If the quadratic equation `ax^2+bx+c=0` has `-2` as one of its roots then `ax + by + c = 0` represents

To solve the problem, we need to analyze the given quadratic equation and the linear equation provided. ### Step-by-Step Solution: 1. **Given Information**: We have a quadratic equation of the form \( ax^2 + bx + c = 0 \) with one of its roots as \( -2 \). 2. **Using the Root**: Since \( -2 \) is a root, we can substitute \( x = -2 \) into the quadratic equation: \[ a(-2)^2 + b(-2) + c = 0 \] This simplifies to: \[ 4a - 2b + c = 0 \quad \text{(Equation 1)} \] 3. **Linear Equation**: We are also given the linear equation \( ax + by + c = 0 \). 4. **Rearranging the Linear Equation**: We can rearrange the linear equation as follows: \[ ax + by = -c \quad \text{(Equation 2)} \] 5. **Finding Points**: Now, we need to find specific points that satisfy both equations.
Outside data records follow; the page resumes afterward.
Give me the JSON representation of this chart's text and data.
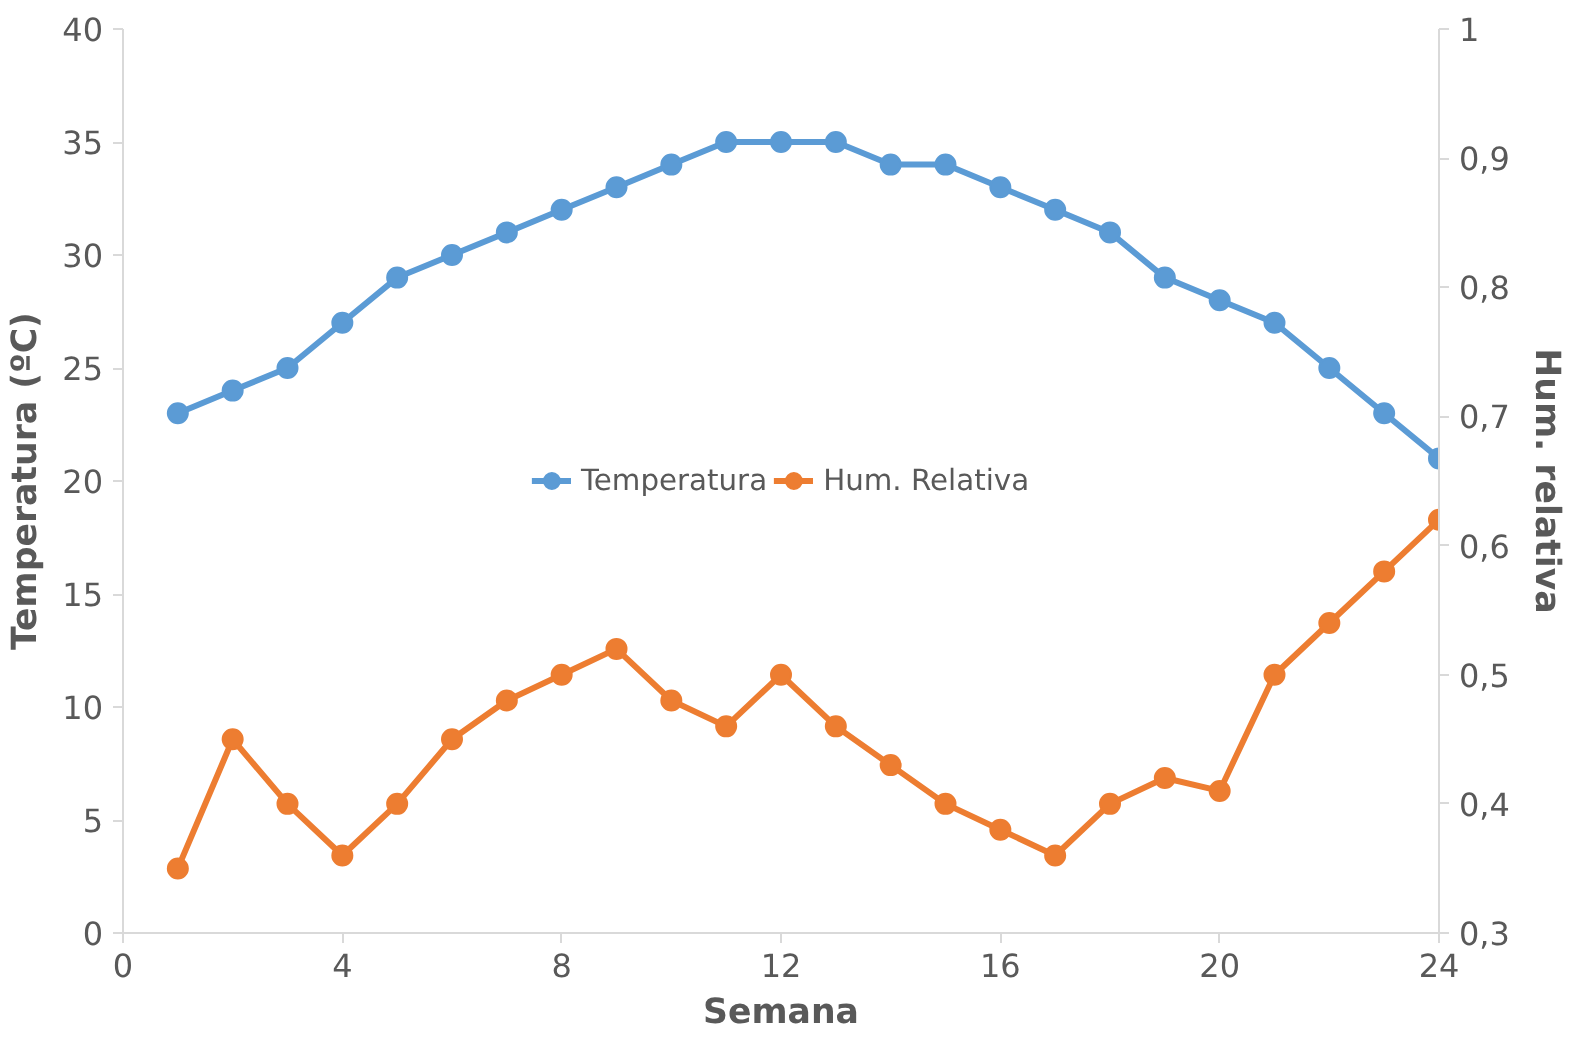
{
  "chart_data": {
    "type": "line",
    "xlabel": "Semana",
    "ylabel": "Temperatura (ºC)",
    "y2label": "Hum. relativa",
    "x": [
      1,
      2,
      3,
      4,
      5,
      6,
      7,
      8,
      9,
      10,
      11,
      12,
      13,
      14,
      15,
      16,
      17,
      18,
      19,
      20,
      21,
      22,
      23,
      24
    ],
    "xlim": [
      0,
      24
    ],
    "xticks": [
      0,
      4,
      8,
      12,
      16,
      20,
      24
    ],
    "ylim": [
      0,
      40
    ],
    "yticks": [
      0,
      5,
      10,
      15,
      20,
      25,
      30,
      35,
      40
    ],
    "y2lim": [
      0.3,
      1
    ],
    "y2ticks": [
      {
        "value": 0.3,
        "label": "0,3"
      },
      {
        "value": 0.4,
        "label": "0,4"
      },
      {
        "value": 0.5,
        "label": "0,5"
      },
      {
        "value": 0.6,
        "label": "0,6"
      },
      {
        "value": 0.7,
        "label": "0,7"
      },
      {
        "value": 0.8,
        "label": "0,8"
      },
      {
        "value": 0.9,
        "label": "0,9"
      },
      {
        "value": 1,
        "label": "1"
      }
    ],
    "series": [
      {
        "name": "Temperatura",
        "color": "#5b9bd5",
        "values": [
          23,
          24,
          25,
          27,
          29,
          30,
          31,
          32,
          33,
          34,
          35,
          35,
          35,
          34,
          34,
          33,
          32,
          31,
          29,
          28,
          27,
          25,
          23,
          21
        ]
      },
      {
        "name": "Hum. Relativa",
        "color": "#ed7d31",
        "axis": "y2",
        "values": [
          0.35,
          0.45,
          0.4,
          0.36,
          0.4,
          0.45,
          0.48,
          0.5,
          0.52,
          0.48,
          0.46,
          0.5,
          0.46,
          0.43,
          0.4,
          0.38,
          0.36,
          0.4,
          0.42,
          0.41,
          0.5,
          0.54,
          0.58,
          0.62
        ]
      }
    ],
    "marker": "circle",
    "line_style": "solid",
    "grid": false,
    "legend": "center"
  }
}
From Equation 1, we can express \( c \) in terms of \( a \) and \( b \): \[ c = 4a - 2b \] 6. **Substituting \( c \) in Equation 2**: Substitute \( c \) from Equation 1 into Equation 2: \[ ax + by = -(4a - 2b) \] This simplifies to: \[ ax + by = -4a + 2b \] 7. **Finding Specific Values**: To find specific values of \( x \) and \( y \), let's set \( x = 4 \) (from \( 4a \)) and \( y = -2 \) (from \( -2b \)): \[ a(4) + b(-2) = -c \] Since \( c = 4a - 2b \), substituting gives: \[ 4a - 2b = - (4a - 2b) \] This confirms that \( (4, -2) \) is a point on the line represented by \( ax + by + c = 0 \). 8. **Conclusion**: Since the linear equation \( ax + by + c = 0 \) can be rearranged to show that it passes through the point \( (4, -2) \) for any value of \( c \), we conclude that it represents a family of concurrent lines that all pass through the point \( (4, -2) \). ### Final Answer: The equation \( ax + by + c = 0 \) represents a family of concurrent lines passing through the point \( (4, -2) \).